07 Eylül 2007

DÖNÜŞ

İşte geldim!

Bu kadar zaman nerelerde olduğumu saolsun merak edenler Fikrimince ve Sanem olmuş, Nanem ve Annelogcum zaten bu yokoluş sürecinin içindeydiler, yani durumdan haberdarlardı.. Bir de Asortik Krep’e haber vermiştim bir süre kaybolacağımı..
Nerden başlasam bilmem ki? En iyisi artık Almaata’da yaşadığımızdan başlayarak bodoslama bir giriş yapayım konuya:)Eşim geçen Şubat ayından beri zaten buradaydı.. Ben hem büyük oğlumun okulu hem işim hem de Kazakistan’ın nasıl bir yer olduğu hakkındaki kaygılarım sebebiyle önceleri hiç buraya gelmeyi düşünmemiştim. 1996’da başlayıp 2001 de biten Türkmenistan tecrübemizden sonra ne yalan söyleyeyim bir daha Orta Asya’nın bağrında kendimizi bulacağımız aklımın ucuna bile gelmezdi, hem de 2 çocukla! Ama hayat işte (tam burada Rutkay Aziz’in oynadığı reklam geldi gözümün önüne; o hoş aksanıyla “hayaaaatt Gülsüm hayaaatt” deviverişi:)), hiç plan yapmaya gelmediğini, hele de bir inşaat mühendisiyle hayatını birleştirdiysen her an dünyanın herhengibir yerinde olabileceğimi bir kez daha gösterdi bana:)
Haaa, şimdi nasıl oldu da böyle pat diye karar verdin diye soracaksınız değil mi? Bu kararda da büyük oğlumun (hay Allah bu büyük oğlum-küçük oğlum yerine ne kullasam yaa, çok uzun oluyor) payı çok var. Ayrı olduğumuz 5 aylık dönemde babamız 1,5 ayda bir geldi ama yine de oğluşlar bundan etkilendi, hele de ben küçüğün daha çok huysuzlandığını düşünürken büyük bunu yapınca daha şaşırdım, çünkü güya babaya hiç düşkün değildi ama meğer kazın ayağı öyle değilmiş. Bir gün bana “ama bu haksızlık anne, babam burada 6 gün kalıyor orada 60 gün kalıyor, ben çok özlüyorum” deyince ne yapıyorum ben yaaa diye düşünmeye başladım.

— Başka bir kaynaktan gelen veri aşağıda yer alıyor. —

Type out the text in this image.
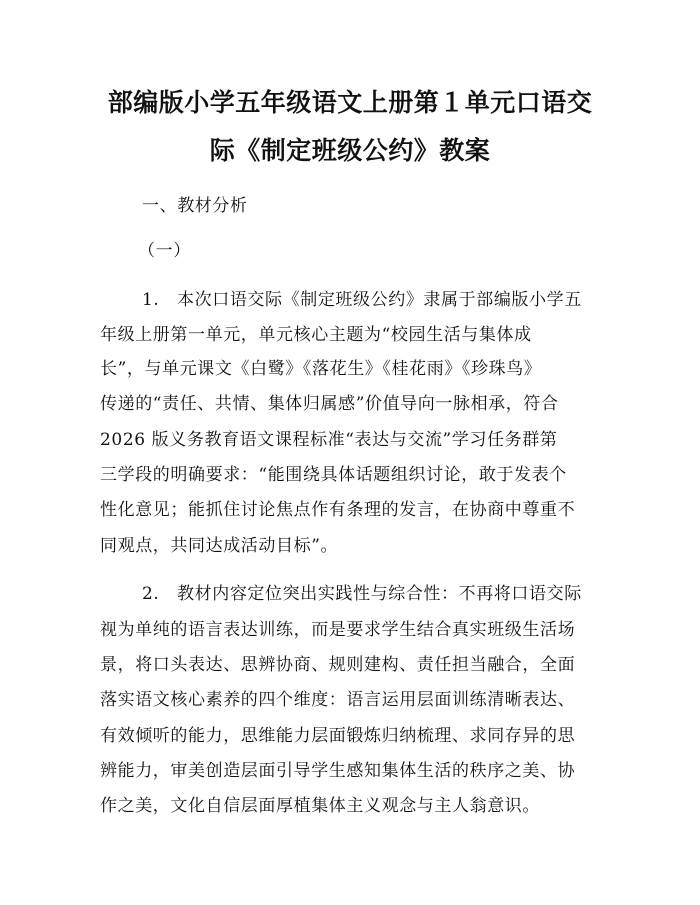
部编版小学五年级语文上册第１单元口语交
际《制定班级公约》教案
一、教材分析
（一）
1.　本次口语交际《制定班级公约》隶属于部编版小学五
年级上册第一单元，单元核心主题为“校园生活与集体成
长”，与单元课文《白鹭》《落花生》《桂花雨》《珍珠鸟》
传递的“责任、共情、集体归属感”价值导向一脉相承，符合
2026 版义务教育语文课程标准“表达与交流”学习任务群第
三学段的明确要求：“能围绕具体话题组织讨论，敢于发表个
性化意见；能抓住讨论焦点作有条理的发言，在协商中尊重不
同观点，共同达成活动目标”。
2.　教材内容定位突出实践性与综合性：不再将口语交际
视为单纯的语言表达训练，而是要求学生结合真实班级生活场
景，将口头表达、思辨协商、规则建构、责任担当融合，全面
落实语文核心素养的四个维度：语言运用层面训练清晰表达、
有效倾听的能力，思维能力层面锻炼归纳梳理、求同存异的思
辨能力，审美创造层面引导学生感知集体生活的秩序之美、协
作之美，文化自信层面厚植集体主义观念与主人翁意识。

Daha çocuklar çok küçük, tam babaya ihityaçları olduğu dönem.. Sonra biz de evliliğimizin en güzel yıllarındayız, ilk yıllardaki yabani tavırlarımız törpülenmiş, birbirimize daha çok bağlanmış, iki çocuğumuzu ayrı gayrı değil birlikte büyütmek istiyoruz.. Eeee zaten ne zamandır bir fırsatını bulup ayrılsam diye düşündüğüm, beni artık hiçbir şekilde tatmin etmeyen bir işim var..Daha ne dedim kendi kendime, gitme zamanıdır!
Kararı verdim vermesine de şimdi bunu yakınlarıma nasıl açacaktım. Hoş ailemizi tanıyan herkes bizim birarada olmamızı destekliyordu ama yine de kolay değil ki bir düzeni bozmak, hem de iyi kurulmuş bir düzeni.. Evle işimin arası İstanbul gibi yerde 10 dakikayken, oturduğumuz evi daha yeni satın almışken, canımız bakıcı teyzemize bu kadar alışmışken, can dostlarımın hepsi bir telefonla ulaşacağım kadar yakınken, geçen yıl binbir zorlukla istediğimiz devlet okuluna büyük oğlanı sokabilmişken, en önemlisi ailemle istediğim vakit görüşebiliyorken nasıl uygulayabilecektim ben bu kararı?? Offff, offff ki offff..
Arkası yarın:)


Not: Bir tane de resim ekleyeyim dedim Almaata'dan..İlk geldiğimiz günlerde şehirde hava gayet sıcakken kayak merkezinde inanılmaz soğuktu, üstümüze bişey de almadığımızdan acaip gafil avlandık. 3 etap olan teleferikle dağa çıkma turunun soğuk yüzünden sadece 1. etabını tamamlayıp apar topar aşağı indik.